The company that made it has it up on their website for free, so please feel free to enjoy this... it's really worth it, especially as it promotes caring for wildlife.


----------



## Pantheros (Apr 4, 2014)

i remember rusians made alot of books and cartoon movies on something exaculy like this and then imported all of it to Lihuania a looooong ass time ago and then poorly translated it. based on your description its exaculy as i renember it! though it wasnt so personality changing for me.... i just loved the anthropomorphic animals!


----------



## CynTheTreecko (Apr 4, 2014)

Hm, this series is Spanish but based on a Dutch book series... so um, maybe it's not the same? Besides... the animals are rather feral... not all that anthro.


----------



## Pantheros (Apr 5, 2014)

CynTheTreecko said:


> Hm, this series is Spanish but based on a Dutch book series... so um, maybe it's not the same? Besides... the animals are rather feral... not all that anthro.

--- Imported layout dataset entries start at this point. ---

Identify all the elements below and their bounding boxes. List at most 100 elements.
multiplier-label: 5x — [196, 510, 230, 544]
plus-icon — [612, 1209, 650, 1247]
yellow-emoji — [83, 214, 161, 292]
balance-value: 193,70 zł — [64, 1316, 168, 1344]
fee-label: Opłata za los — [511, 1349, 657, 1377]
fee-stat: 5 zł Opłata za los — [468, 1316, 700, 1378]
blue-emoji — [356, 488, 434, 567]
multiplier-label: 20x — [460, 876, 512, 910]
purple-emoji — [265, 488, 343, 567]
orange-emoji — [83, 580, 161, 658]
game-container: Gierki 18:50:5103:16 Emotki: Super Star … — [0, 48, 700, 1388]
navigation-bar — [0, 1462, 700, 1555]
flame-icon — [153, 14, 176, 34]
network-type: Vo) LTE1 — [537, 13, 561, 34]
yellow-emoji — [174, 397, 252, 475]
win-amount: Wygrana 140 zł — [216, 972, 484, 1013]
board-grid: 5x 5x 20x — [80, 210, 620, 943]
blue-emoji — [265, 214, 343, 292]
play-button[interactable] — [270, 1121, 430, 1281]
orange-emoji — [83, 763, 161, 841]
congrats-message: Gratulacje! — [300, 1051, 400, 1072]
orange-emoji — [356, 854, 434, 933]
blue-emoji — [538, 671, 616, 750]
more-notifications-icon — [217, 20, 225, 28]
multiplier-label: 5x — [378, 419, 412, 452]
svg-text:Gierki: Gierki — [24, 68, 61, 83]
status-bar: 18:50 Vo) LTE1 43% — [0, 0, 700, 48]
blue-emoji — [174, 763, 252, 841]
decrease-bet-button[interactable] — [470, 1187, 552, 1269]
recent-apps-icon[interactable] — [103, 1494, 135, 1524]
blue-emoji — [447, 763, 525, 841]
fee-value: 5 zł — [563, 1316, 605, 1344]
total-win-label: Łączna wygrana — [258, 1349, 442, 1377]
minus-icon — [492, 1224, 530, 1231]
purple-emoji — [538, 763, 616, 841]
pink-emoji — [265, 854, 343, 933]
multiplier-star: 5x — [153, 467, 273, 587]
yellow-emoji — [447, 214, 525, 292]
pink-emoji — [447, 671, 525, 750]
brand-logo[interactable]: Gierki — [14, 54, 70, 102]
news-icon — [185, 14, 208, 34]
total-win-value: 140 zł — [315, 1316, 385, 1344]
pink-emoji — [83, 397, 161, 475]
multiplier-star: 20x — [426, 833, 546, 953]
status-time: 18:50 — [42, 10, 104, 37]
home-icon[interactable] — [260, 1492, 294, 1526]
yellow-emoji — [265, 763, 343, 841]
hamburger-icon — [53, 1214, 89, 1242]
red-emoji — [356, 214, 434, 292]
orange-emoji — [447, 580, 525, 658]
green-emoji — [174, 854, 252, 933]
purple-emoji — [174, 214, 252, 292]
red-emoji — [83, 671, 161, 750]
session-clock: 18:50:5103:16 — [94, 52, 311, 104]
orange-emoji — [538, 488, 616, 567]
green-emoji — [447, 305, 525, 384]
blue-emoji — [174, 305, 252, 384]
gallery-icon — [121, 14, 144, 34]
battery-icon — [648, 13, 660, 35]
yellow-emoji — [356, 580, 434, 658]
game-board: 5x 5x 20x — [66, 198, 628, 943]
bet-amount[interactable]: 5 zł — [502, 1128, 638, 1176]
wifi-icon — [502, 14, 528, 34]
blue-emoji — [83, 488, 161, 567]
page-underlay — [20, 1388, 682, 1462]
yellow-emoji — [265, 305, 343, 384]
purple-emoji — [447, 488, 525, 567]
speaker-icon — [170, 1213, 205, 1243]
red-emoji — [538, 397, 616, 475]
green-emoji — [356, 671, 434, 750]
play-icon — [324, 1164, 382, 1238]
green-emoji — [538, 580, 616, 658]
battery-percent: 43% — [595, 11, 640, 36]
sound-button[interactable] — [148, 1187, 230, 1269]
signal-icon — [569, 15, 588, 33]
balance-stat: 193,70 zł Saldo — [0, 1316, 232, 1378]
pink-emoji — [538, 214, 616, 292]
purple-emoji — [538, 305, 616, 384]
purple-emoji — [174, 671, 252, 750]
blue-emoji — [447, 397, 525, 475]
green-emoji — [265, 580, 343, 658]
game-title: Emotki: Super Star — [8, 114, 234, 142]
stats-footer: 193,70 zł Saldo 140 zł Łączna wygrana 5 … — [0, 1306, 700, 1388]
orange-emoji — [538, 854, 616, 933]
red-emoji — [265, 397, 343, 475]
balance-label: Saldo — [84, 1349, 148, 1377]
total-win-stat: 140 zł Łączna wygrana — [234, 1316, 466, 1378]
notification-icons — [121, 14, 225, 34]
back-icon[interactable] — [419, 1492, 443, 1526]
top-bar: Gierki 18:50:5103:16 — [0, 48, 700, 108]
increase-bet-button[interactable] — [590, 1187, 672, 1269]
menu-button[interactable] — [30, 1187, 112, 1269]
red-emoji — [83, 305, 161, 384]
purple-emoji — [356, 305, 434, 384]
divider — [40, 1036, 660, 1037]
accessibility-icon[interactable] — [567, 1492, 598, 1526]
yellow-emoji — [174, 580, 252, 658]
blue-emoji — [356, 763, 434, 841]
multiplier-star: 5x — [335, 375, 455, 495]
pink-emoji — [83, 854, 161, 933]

yeah, maybe they were from dutchland or spain, i was realy young and dont remember now. i just remember alot of shity russian books were imported here at some point....
yeah they were prity feral i geus, its all fuzzy though


----------



## CynTheTreecko (Apr 5, 2014)

I posted a link to the first episode, so feel free to tell me if it's the same thing or not, now I'm curious.


----------



## Pantheros (Apr 5, 2014)

Yep, seems prity much the same... though i think i saw versions where the gnome was a porcupine


----------



## DeCatt (Apr 5, 2014)

The Book of Gnomes (or something similarly titled) that the cartoon was based off was one of my favorite books when I was little. It's not really a fantasy or story book, more like a journal on the lives of gnomes. It was pretty awesome.


----------